生年に関してはよく知られていない。自らは1804年生まれとしていたが、来日した年が20歳そこそこであった為か、2年ほど年齢を多く自称していたとされる。ユダヤ人ハーメルンで生まれた。父親は商人であったが1817年に破産し、1821年に没した。ゲッティンゲン大学で数学と天文学を学んだ。ドクトルと呼ばれることもあったが、学位を得た証拠はない。1824年にビュルゲルはインドネシアバタヴィアに移住し、1825年1月14日に薬剤師の資格を得た。

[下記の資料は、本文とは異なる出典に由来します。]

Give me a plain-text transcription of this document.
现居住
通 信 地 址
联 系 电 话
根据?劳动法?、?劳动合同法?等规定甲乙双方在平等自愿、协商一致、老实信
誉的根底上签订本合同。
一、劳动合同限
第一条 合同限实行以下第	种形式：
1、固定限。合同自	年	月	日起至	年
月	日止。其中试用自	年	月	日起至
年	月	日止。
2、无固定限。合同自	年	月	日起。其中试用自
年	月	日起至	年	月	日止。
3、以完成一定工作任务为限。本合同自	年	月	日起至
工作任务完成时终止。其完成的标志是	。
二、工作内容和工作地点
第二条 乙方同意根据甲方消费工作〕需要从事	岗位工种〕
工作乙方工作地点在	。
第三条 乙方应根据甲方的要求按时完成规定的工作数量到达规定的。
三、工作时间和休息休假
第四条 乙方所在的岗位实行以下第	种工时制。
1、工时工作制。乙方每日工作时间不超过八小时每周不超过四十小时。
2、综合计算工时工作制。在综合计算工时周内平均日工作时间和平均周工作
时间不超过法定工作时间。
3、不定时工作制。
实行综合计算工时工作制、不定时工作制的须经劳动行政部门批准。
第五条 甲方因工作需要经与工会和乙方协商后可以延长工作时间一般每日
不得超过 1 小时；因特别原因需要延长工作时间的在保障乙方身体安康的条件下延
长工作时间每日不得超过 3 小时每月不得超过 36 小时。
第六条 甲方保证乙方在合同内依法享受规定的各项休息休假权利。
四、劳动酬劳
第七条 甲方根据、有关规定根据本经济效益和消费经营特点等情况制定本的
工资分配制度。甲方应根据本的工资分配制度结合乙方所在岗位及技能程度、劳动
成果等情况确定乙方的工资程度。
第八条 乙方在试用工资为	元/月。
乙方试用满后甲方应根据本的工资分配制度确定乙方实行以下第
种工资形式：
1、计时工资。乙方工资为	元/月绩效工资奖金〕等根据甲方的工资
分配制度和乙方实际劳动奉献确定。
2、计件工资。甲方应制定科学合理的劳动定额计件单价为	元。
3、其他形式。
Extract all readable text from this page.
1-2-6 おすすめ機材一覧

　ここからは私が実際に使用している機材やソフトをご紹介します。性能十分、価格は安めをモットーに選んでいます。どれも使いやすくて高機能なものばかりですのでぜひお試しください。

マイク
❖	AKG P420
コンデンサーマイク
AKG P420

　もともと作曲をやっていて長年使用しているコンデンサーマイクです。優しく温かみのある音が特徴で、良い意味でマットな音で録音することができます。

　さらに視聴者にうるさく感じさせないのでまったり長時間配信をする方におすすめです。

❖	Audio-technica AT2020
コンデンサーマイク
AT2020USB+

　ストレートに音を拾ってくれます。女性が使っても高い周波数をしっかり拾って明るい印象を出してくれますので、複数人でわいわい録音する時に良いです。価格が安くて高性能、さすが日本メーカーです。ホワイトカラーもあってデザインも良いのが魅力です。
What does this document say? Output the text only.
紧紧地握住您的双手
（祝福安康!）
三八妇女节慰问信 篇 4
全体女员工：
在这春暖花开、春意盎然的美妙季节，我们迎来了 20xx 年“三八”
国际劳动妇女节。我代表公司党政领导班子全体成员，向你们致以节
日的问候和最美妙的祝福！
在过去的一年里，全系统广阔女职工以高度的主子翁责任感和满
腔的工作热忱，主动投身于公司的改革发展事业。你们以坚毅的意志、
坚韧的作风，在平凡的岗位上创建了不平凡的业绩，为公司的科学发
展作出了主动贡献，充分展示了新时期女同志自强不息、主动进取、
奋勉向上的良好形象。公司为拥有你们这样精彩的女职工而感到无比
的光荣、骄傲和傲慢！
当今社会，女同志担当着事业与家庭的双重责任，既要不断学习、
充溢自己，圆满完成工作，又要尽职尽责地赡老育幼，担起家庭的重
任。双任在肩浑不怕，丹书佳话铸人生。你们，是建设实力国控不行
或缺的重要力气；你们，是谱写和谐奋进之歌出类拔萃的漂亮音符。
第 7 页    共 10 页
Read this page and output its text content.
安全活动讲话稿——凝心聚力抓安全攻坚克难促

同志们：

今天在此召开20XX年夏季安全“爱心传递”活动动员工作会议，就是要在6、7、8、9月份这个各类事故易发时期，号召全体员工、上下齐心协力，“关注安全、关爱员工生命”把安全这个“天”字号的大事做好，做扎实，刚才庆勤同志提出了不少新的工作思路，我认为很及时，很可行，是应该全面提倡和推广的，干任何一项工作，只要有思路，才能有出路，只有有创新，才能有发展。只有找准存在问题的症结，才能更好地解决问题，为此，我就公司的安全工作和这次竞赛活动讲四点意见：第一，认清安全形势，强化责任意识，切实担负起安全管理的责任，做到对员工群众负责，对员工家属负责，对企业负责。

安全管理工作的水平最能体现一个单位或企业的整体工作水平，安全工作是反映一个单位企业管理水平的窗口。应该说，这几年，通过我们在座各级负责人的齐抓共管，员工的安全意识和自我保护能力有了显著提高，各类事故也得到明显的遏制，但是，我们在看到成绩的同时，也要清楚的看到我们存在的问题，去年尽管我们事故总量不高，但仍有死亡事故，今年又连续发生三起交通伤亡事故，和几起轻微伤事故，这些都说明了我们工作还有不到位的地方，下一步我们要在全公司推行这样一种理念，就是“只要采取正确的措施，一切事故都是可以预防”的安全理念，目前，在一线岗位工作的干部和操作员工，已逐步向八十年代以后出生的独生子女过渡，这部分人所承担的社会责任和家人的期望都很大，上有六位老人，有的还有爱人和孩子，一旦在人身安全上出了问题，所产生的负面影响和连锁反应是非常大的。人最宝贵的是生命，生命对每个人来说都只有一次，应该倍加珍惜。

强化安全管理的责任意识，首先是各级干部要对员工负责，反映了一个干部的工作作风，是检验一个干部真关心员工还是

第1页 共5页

1825年6月14日に長崎の出島に滞在するシーボルトの博物学の助手としてオランダ政府に雇われ、7月1日に日本に出発した。長崎では化学分析や生物研究を行い、シーボルトの助手として出島をでて往診するシーボルトと同道し、1826年のシーボルトの江戸参府にも同道した。1828年にシーボルトが帰国すると集められた日本の動植物標本はビュルゲルに託され、ビュルゲルは1829年に離日し、ジャワ経由でそれらの標本をヨーロッパに送った[1]。これらの資料は日本の動植物に関する著作の資料となり、植物はライデン植物園など各地の植物園に移植された。

1832年か1833年にオランダ領インドネシアの自然史研究委員会に加えられ、1833年の6月から12月の間、スマトラ島の調査を行った。この間 アナイの谷を通る道の計画を立て、この道は眺望のよさで現在は観光名所になっている。この道の実現でオランダから勲章を受勲した。1833年に結婚し、1834年に再来日し長崎に滞在した。1835年7月1日、日本での職を解かれた。

1840年から1年間、ヨーロッパを旅した後、1842年からジャワに住み、1843年に公職を退いた。オランダの保険会社、鉱業会社で働いた後、砂糖会社の共同経営者を務めた。